整个天玑山庄的覆灭乃至几场撼动江湖的缴杀,源起于一场春雨,一庐酒家,一场擦肩而过的萍水相逢。
好,闲话不多说,咱们重归正题。且说凤栖梧得知江湖上传出这般流言,自是烦恼,无奈流言无根,不比旁的能顺藤摸瓜、按图索骥,竟只能随它去了。
这一日傍晚,晚朝归家,刚出宫门,便有驿差来拦住舆驾,呈报说沙乌提王子于巳初醒来。欣慰之余,为表郑重,虽见西方天际卷上一团乌云,仍绕道去了专门接待卓罗使臣的使馆。
沙乌提躺在胡床上,面有病色,精神头儿却好,见宰相亲自降临,忙着人穿鞋子参见,口称愧不敢当。凤栖梧令人扶起他,问了些餐饭服药的客套话,又传主诊的大夫来细细问明情况,叮嘱王子要静心保养,闲话两句,便欲提脚离去。

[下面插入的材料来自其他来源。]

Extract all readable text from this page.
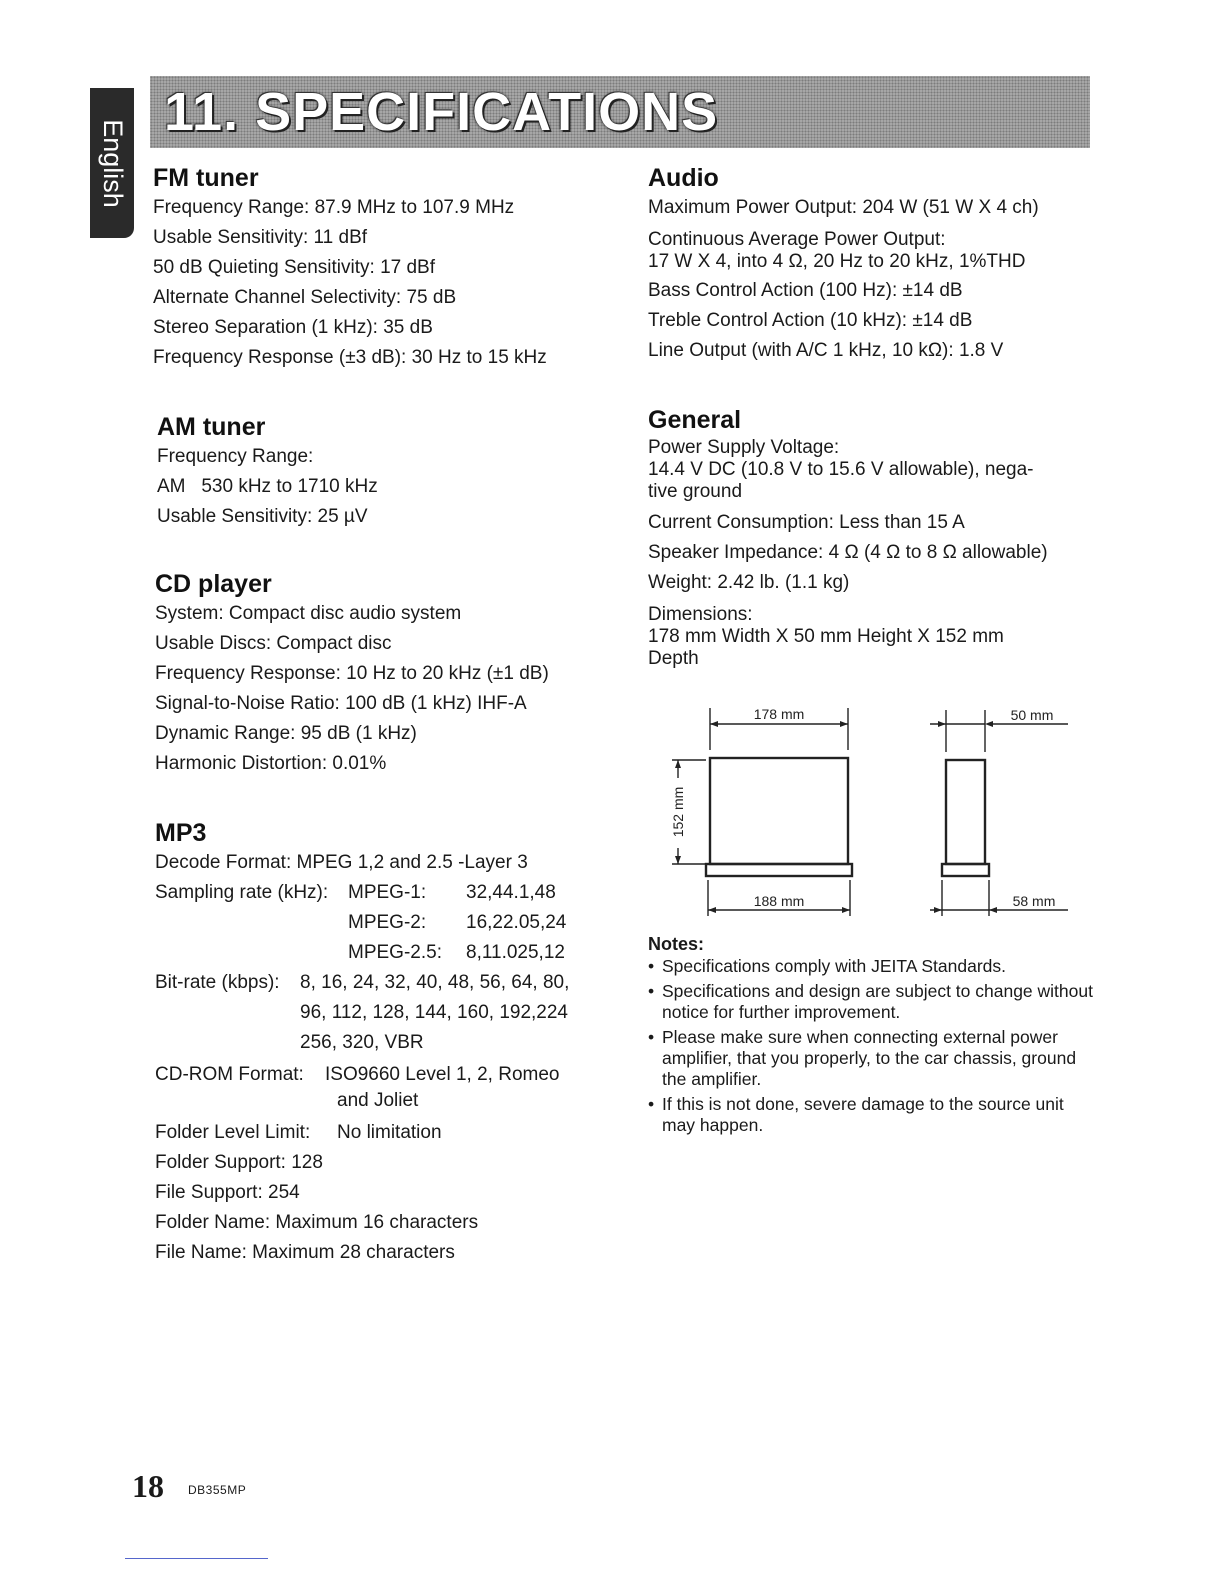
English
11. SPECIFICATIONS
FM tuner
Frequency Range: 87.9 MHz to 107.9 MHz
Usable Sensitivity: 11 dBf
50 dB Quieting Sensitivity: 17 dBf
Alternate Channel Selectivity: 75 dB
Stereo Separation (1 kHz): 35 dB
Frequency Response (±3 dB): 30 Hz to 15 kHz
AM tuner
Frequency Range:
AM   530 kHz to 1710 kHz
Usable Sensitivity: 25 µV
CD player
System: Compact disc audio system
Usable Discs: Compact disc
Frequency Response: 10 Hz to 20 kHz (±1 dB)
Signal-to-Noise Ratio: 100 dB (1 kHz) IHF-A
Dynamic Range: 95 dB (1 kHz)
Harmonic Distortion: 0.01%
MP3
Decode Format: MPEG 1,2 and 2.5 -Layer 3
Sampling rate (kHz):	MPEG-1:	32,44.1,48
MPEG-2:	16,22.05,24
MPEG-2.5:	8,11.025,12
Bit-rate (kbps):	8, 16, 24, 32, 40, 48, 56, 64, 80,
96, 112, 128, 144, 160, 192,224
256, 320, VBR
CD-ROM Format:	ISO9660 Level 1, 2, Romeo
and Joliet
Folder Level Limit:	No limitation
Folder Support: 128
File Support: 254
Folder Name: Maximum 16 characters
File Name: Maximum 28 characters
Audio
Maximum Power Output: 204 W (51 W X 4 ch)
Continuous Average Power Output:
17 W X 4, into 4 Ω, 20 Hz to 20 kHz, 1%THD
Bass Control Action (100 Hz): ±14 dB
Treble Control Action (10 kHz): ±14 dB
Line Output (with A/C 1 kHz, 10 kΩ): 1.8 V
General
Power Supply Voltage:
14.4 V DC (10.8 V to 15.6 V allowable), nega-
tive ground
Current Consumption: Less than 15 A
Speaker Impedance: 4 Ω (4 Ω to 8 Ω allowable)
Weight: 2.42 lb. (1.1 kg)
Dimensions:
178 mm Width X 50 mm Height X 152 mm
Depth
178 mm
188 mm
152 mm
50 mm
58 mm
Notes:
• Specifications comply with JEITA Standards.
• Specifications and design are subject to change without notice for further improvement.
• Please make sure when connecting external power amplifier, that you properly, to the car chassis, ground the amplifier.
• If this is not done, severe damage to the source unit may happen.
18 DB355MP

“凤相且慢。”沙乌提唤住他,面有难色,“小王今日醒来,听闻说小王要寻的人仍在凤相府中。”
“不错,但王子大病初愈,不宜情绪太过波动,且缓两日,本座再将他送至王子身边。”
沙乌提听罢怅然叹气,慢慢地从枕下翻出一枚锦囊,空气中原就存在的淡雅芬芳突然浓郁起来,连淡淡的苦药味都盖住了。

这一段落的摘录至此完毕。